Monday, Feb. 11, 1974
What Price Watergate?
Watergate has been exorbitantly expensive not only in terms of what the scandal has done to the entire process of American Government, but also in a more mundane matter: how much has it cost? As can best be estimated, the price of investigating, prosecuting and defending the extraordinarily large cast of characters involved in the affair already exceeds $8,000,000, most of it in public funds. The biggest spenders:
> Senator Sam Ervin's Watergate committee has so far spent $1.5 million. The committee's staff now numbers 63, including 17 full-time attorneys and six investigators.
> The office of Special Watergate Prosecutor Leon Jaworski will have spent at least $2.8 million by July 1. Jaworski (salary: $38,000) employs a staff of 80, including 38 attorneys. The three Watergate grand juries have cost more than $225,000 so far.
> The House Judiciary Committee, now considering impeachment, has $1,000,000 to spend on the investigation through June. Chief Counsel John Doar ($35,900) is assembling a special staff of 45, which will include 30 lawyers.
Watergate has some all but incalculable costs. Ervin and the six other Senators on his committee (each of whom earns $42,500), plus key members of their staffs, have been devoting much of their time to the affair. Several congressional committees have been investigating the President's taxes, the financing of his houses and other aspects of the scandal. Grand juries in New York, Los Angeles, Houston and Orlando have looked into Watergate matters. Dozens of employees of the FBI, the Justice Department, the Internal Revenue Service and the General Accounting Office have been drawn into the vortex.
For the defense of the President, the White House claims to have spent only $290,418 between July 1, 1973, and early January--all in public funds. Special Counsel James D. St. Clair ($42,500) heads a task force often attorneys working exclusively on Watergate. Named to the staff last week was John J. Chester ($40,000), a trial lawyer from Columbus, Ohio.

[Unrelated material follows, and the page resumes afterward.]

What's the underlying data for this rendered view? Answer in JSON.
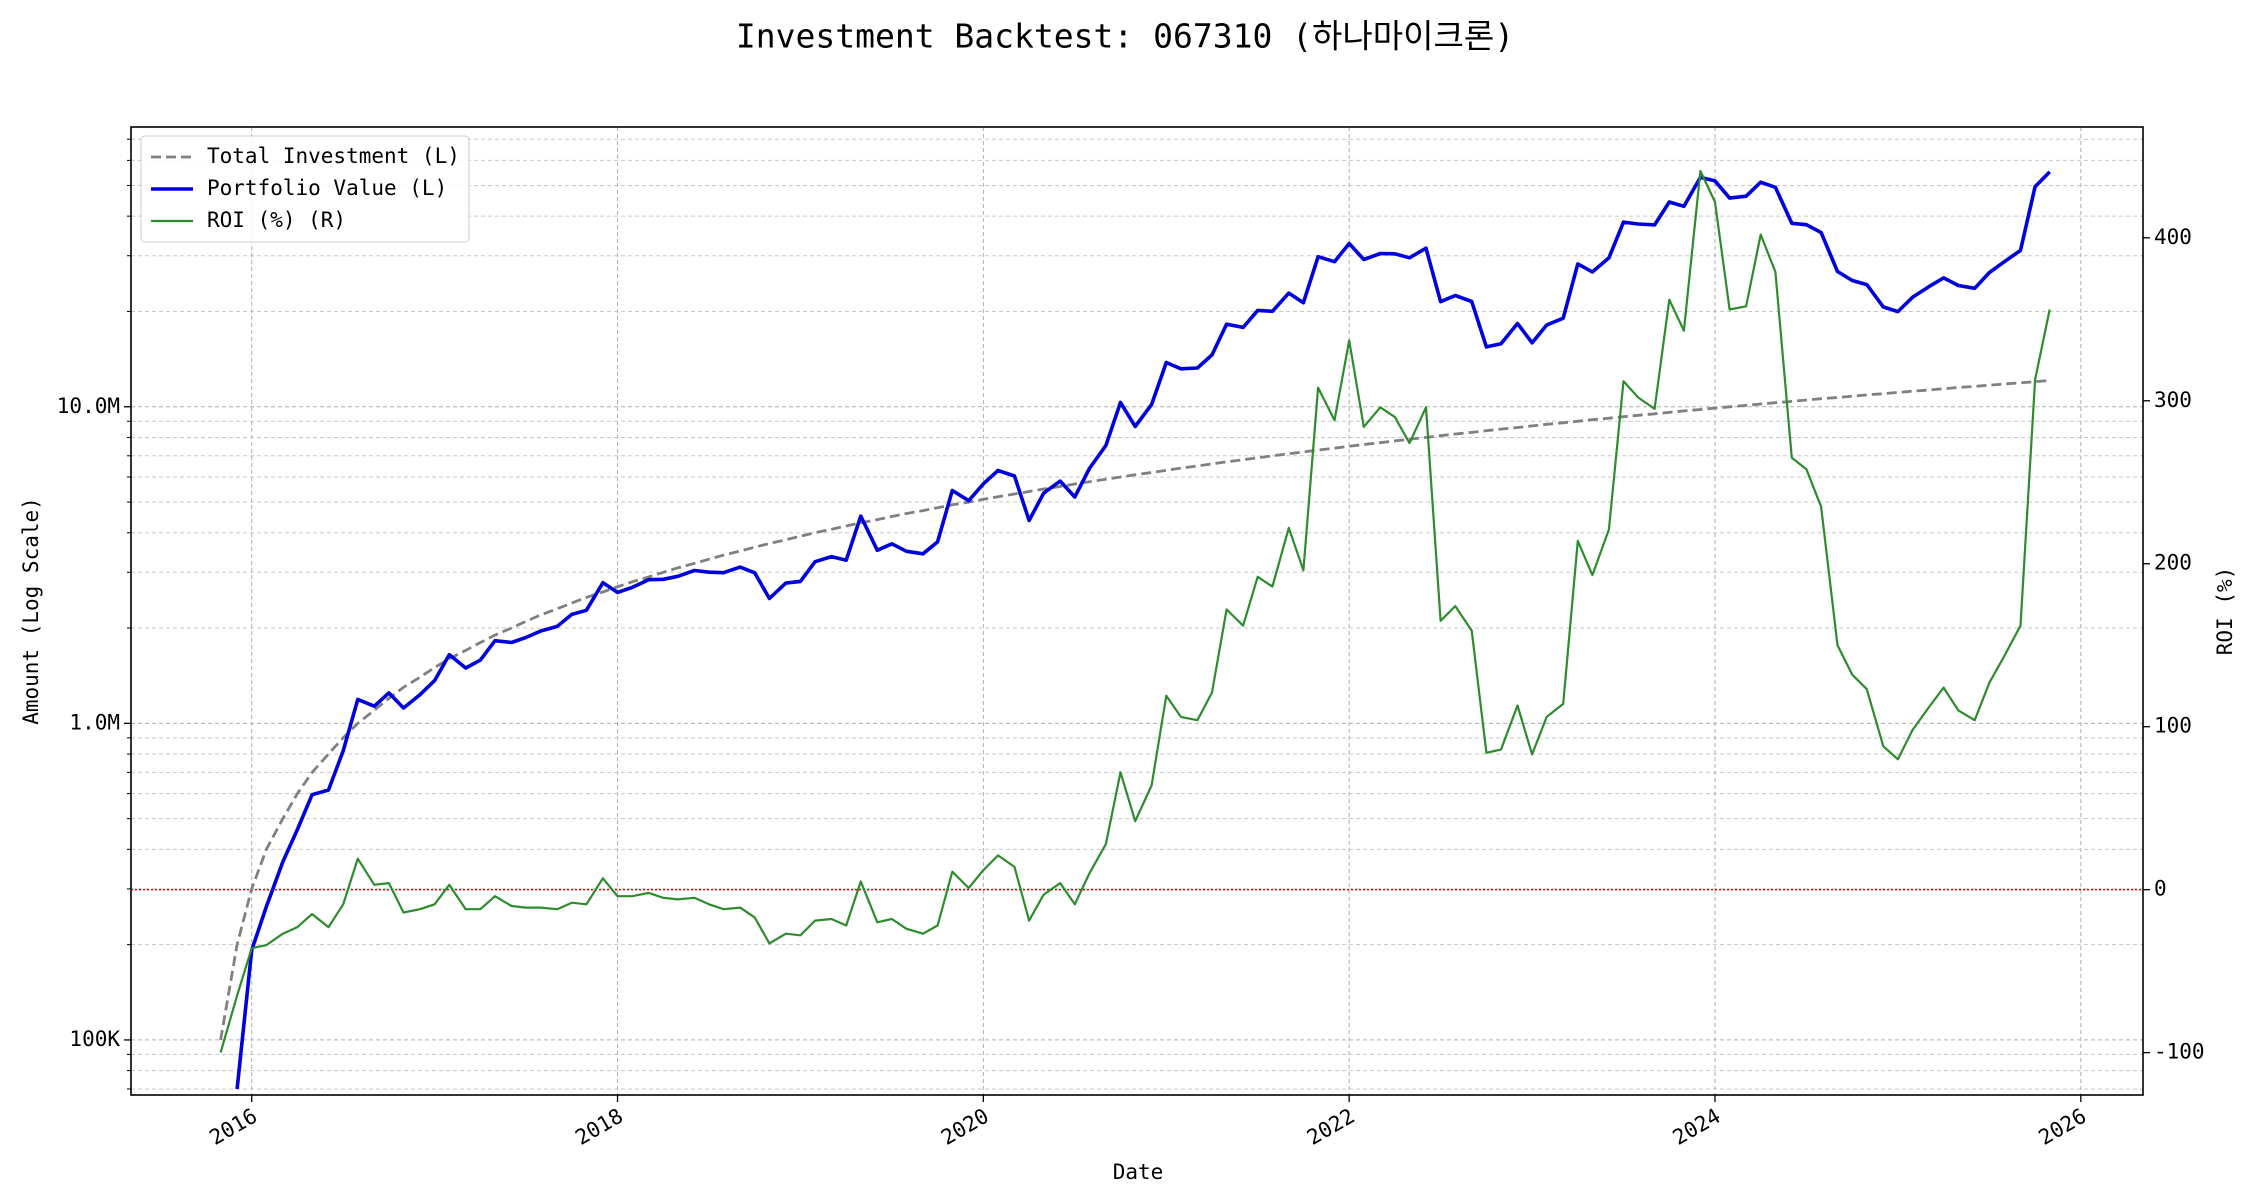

So far, 26 persons have been charged for crimes under the rubric of Watergate, and many others--such as H.R. Haldeman, the former White House chief of staff--have hired lawyers to protect themselves. Private legal fees can be brutal, as Spiro Agnew learned while running up bills reliably reported to total $200,000. Former White House Counsel John Dean has probably incurred bills of $50,000. John Ehrlichman, Nixon's former chief domestic adviser, is fighting court actions on both coasts that may already have cost him $100,000. New York Attorney Henry Rothblatt charged $125,000 to defend four Watergate burglars, and Watergate Conspirator E. Howard Hunt has paid out nearly $220,000, a sum largely raised by Nixon campaign aides.
Nor is there any end in sight for these fees. This month Jaworski's grand juries are expected to hand down more indictments, setting up more trials and the prospect of appeals that could stretch on indefinitely. The last bill of the Watergate account will not be stamped PAID for a long, long time to come.